Sehl b. Abdullah et-Tüsterî: Kul için Allah'tan başka yardımcı, Resûlullah'tan başka delil ve mürşid, takvadan başka azık, takva üzere sabretmekten başka amel yoktur. Kim takvâsının sahih ve güzel olmasını istiyorsa bütün günahları terk etsin.
Kettânî: Dünya belâ ve imtihanlara göre, ahiret ise takvâya göre taksim olunmuştur.
Ebû Muhammed el-Cerîrî: Allah'la olan münasebetinde takvâyı hâkim kılmayan kimse keşf ve müşâhede mertebesine ulaşamaz.
Nasrabâdî: Takvâ, kişinin Allah'tan başka her şeyden sakınmasıdır. Takvâya sarılan kişi dünyadan ayrılmanın özlemi ile yaşar. Çünkü Yüce Allah şöyle buyurmuştur: “Takvâ sahipleri için ahiret yurdu daha hayırlıdır, hiç düşünmez misiniz?"
Esas takvâ şüpheli şeylerden kaçınmaktır
Ebû Abdullah er-Rûzbâri: Takvâ, seni Allah'tan uzaklaştıran şeyden uzak kalmandır.
Zünnûn-i Mısrî: Muttaki, zahirini şeriata muhalefetle, bâtınını da helal olması şüpheli şeylerle kirletmez, daima Allah'a itaat hâlinde olur. Gerçek hayat, ancak kalbleri takvâ ile çarpan, zikirle gıdalananlar içindir. İnsanın takvâ sahibi olduğunu gösteren üç şey vardır:
-Elinde olmayan şeyler hususunda güzel bir tevekkül göstermesi.
-Elinde olanlara güzel bir şekilde rıza göstermesi.
-Elden kaçırdığı şeyler hususunda güzel bir biçimde sabır göstermesi.
İbn Âtâ: Takvânın bir zahiri bir de bâtını vardır. Zahiri ilâhî emir ve sınırlara riayet etmek, bâtını ise ihlâs ve niyettir.
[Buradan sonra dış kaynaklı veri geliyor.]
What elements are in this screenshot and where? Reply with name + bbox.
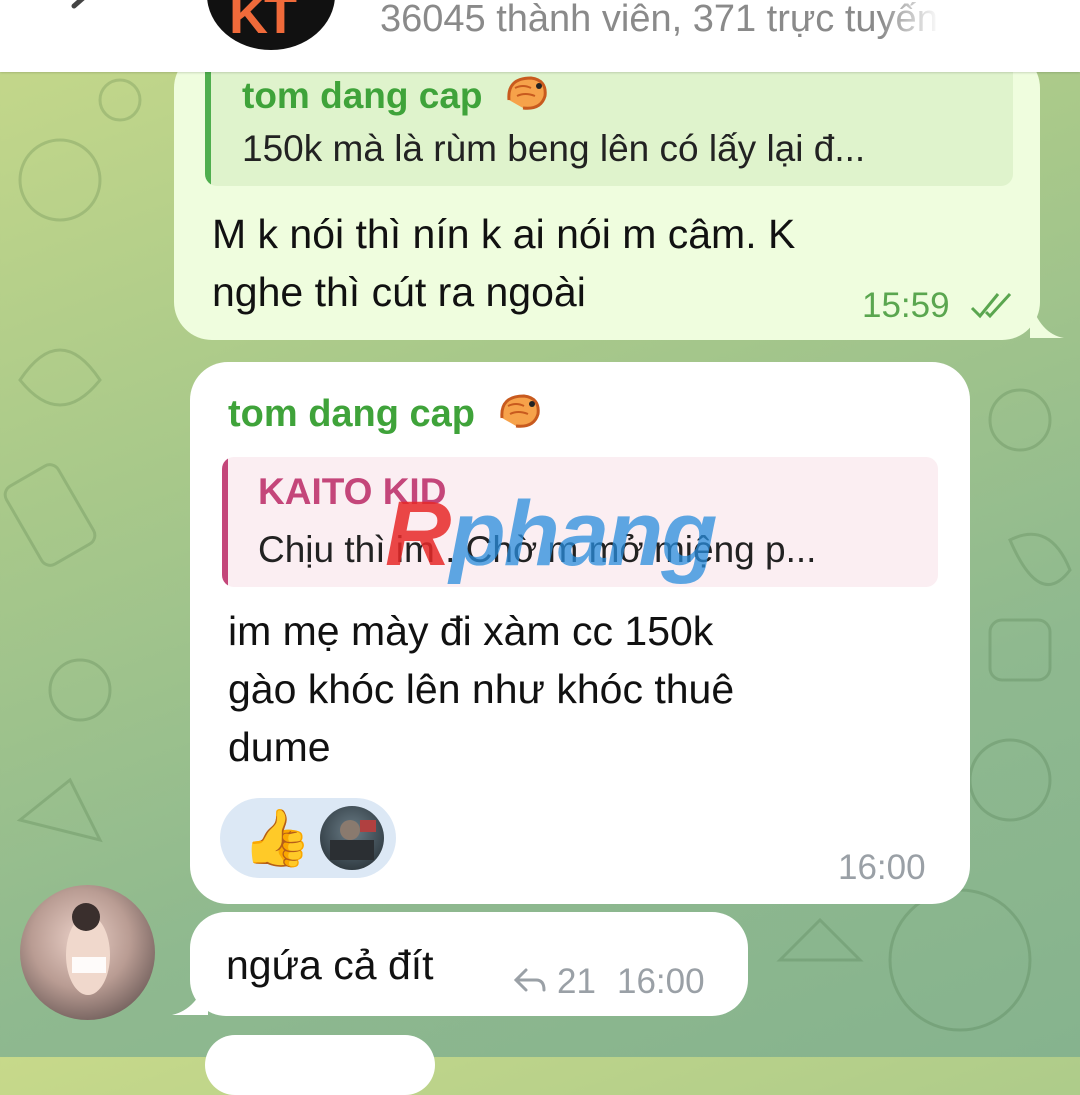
watermark-logo: Rphang bbox=[385, 483, 717, 585]
message-line: im mẹ mày đi xàm cc 150k bbox=[228, 608, 714, 654]
shrimp-emoji-icon bbox=[500, 394, 540, 428]
message-line: nghe thì cút ra ngoài bbox=[212, 269, 586, 315]
message-time: 15:59 bbox=[862, 286, 950, 325]
reply-arrow-icon bbox=[513, 968, 546, 992]
message-line: gào khóc lên như khóc thuê bbox=[228, 666, 735, 712]
reaction-pill[interactable]: 👍 bbox=[220, 798, 396, 878]
sender-name[interactable]: tom dang cap bbox=[228, 388, 544, 436]
reply-count: 21 bbox=[557, 962, 596, 1001]
message-time: 16:00 bbox=[838, 848, 926, 887]
thumbs-up-reaction: 👍 bbox=[242, 806, 312, 869]
reply-author: tom dang cap bbox=[242, 70, 551, 117]
reply-text: 150k mà là rùm beng lên có lấy lại đ... bbox=[242, 128, 866, 169]
message-line: ngứa cả đít bbox=[226, 942, 434, 988]
sender-avatar[interactable] bbox=[20, 885, 155, 1020]
back-arrow-icon[interactable] bbox=[60, 0, 100, 16]
reactor-avatar bbox=[320, 806, 384, 870]
message-time: 16:00 bbox=[617, 962, 705, 1001]
member-count-status: 36045 thành viên, 371 trực tuyến bbox=[380, 0, 938, 40]
shrimp-emoji-icon bbox=[507, 76, 547, 110]
group-avatar[interactable]: KT bbox=[207, 0, 335, 50]
message-line: M k nói thì nín k ai nói m câm. K bbox=[212, 211, 796, 257]
message-line: dume bbox=[228, 724, 331, 770]
chat-header: KT 36045 thành viên, 371 trực tuyến bbox=[0, 0, 1080, 72]
reply-preview[interactable]: tom dang cap 150k mà là rùm beng lên có … bbox=[205, 60, 1013, 186]
bubble-tail bbox=[172, 975, 208, 1015]
read-double-check-icon bbox=[970, 292, 1012, 319]
bubble-tail bbox=[1030, 300, 1064, 338]
more-options-icon[interactable] bbox=[996, 0, 1008, 12]
message-bubble-partial[interactable] bbox=[205, 1035, 435, 1095]
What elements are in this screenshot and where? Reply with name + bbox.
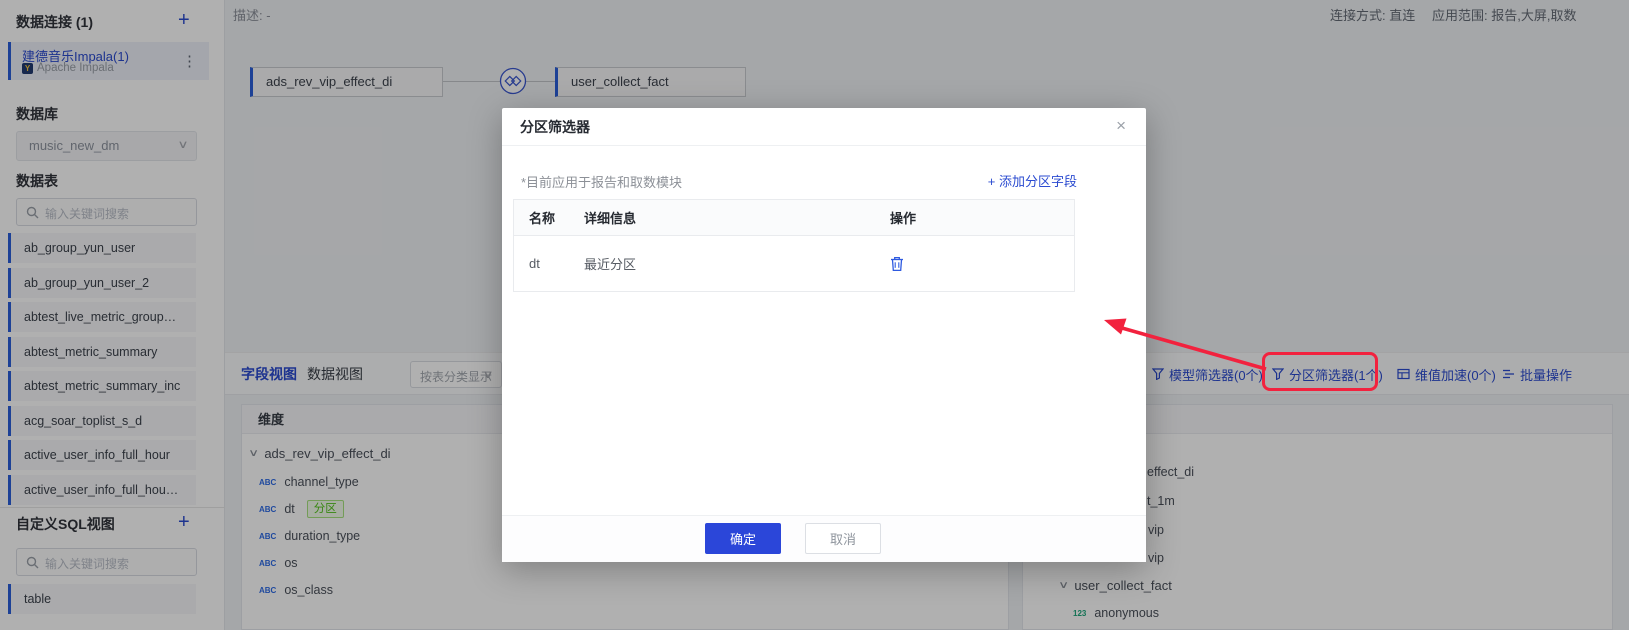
dialog-note: *目前应用于报告和取数模块 — [521, 172, 682, 191]
dialog-title: 分区筛选器 — [520, 108, 590, 146]
add-partition-field-link[interactable]: + 添加分区字段 — [988, 171, 1077, 190]
column-header-name: 名称 — [514, 200, 584, 235]
cancel-button[interactable]: 取消 — [805, 523, 881, 554]
dialog-header: 分区筛选器 × — [502, 108, 1146, 146]
partition-filter-dialog: 分区筛选器 × *目前应用于报告和取数模块 + 添加分区字段 名称 详细信息 操… — [502, 108, 1146, 562]
app-root: 数据连接 (1) + 建德音乐Impala(1) Y Apache Impala… — [0, 0, 1629, 630]
column-header-detail: 详细信息 — [584, 200, 890, 235]
table-row: dt 最近分区 — [514, 236, 1074, 291]
confirm-button[interactable]: 确定 — [705, 523, 781, 554]
dialog-footer: 确定 取消 — [502, 515, 1146, 562]
partition-table: 名称 详细信息 操作 dt 最近分区 — [513, 199, 1075, 292]
delete-icon[interactable] — [890, 256, 904, 272]
close-icon[interactable]: × — [1116, 108, 1126, 144]
partition-table-header: 名称 详细信息 操作 — [514, 200, 1074, 236]
column-header-action: 操作 — [890, 200, 1074, 235]
partition-name-cell: dt — [514, 236, 584, 291]
partition-detail-cell: 最近分区 — [584, 236, 890, 291]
Talk b. Habib: Takvâ, Allah'ın azabından korkarak O'ndan gelen bir nur üzere O'na itaat etmektir.
Ebû Hafs: Haramlardan sakınmak takvâ değildir, esas takvâ şüpheli şeylerden kaçınmaktır.
Ebû'l-Hüseyn ez-Zencanî: Sermayesi takvâ olanın kazancını anlatmaya kelimeler yetmez.
Vâsıtî: Takvâ, takvâdan sakınmak, yani takvâyı görüp de ona değer vermekten korunmaktır.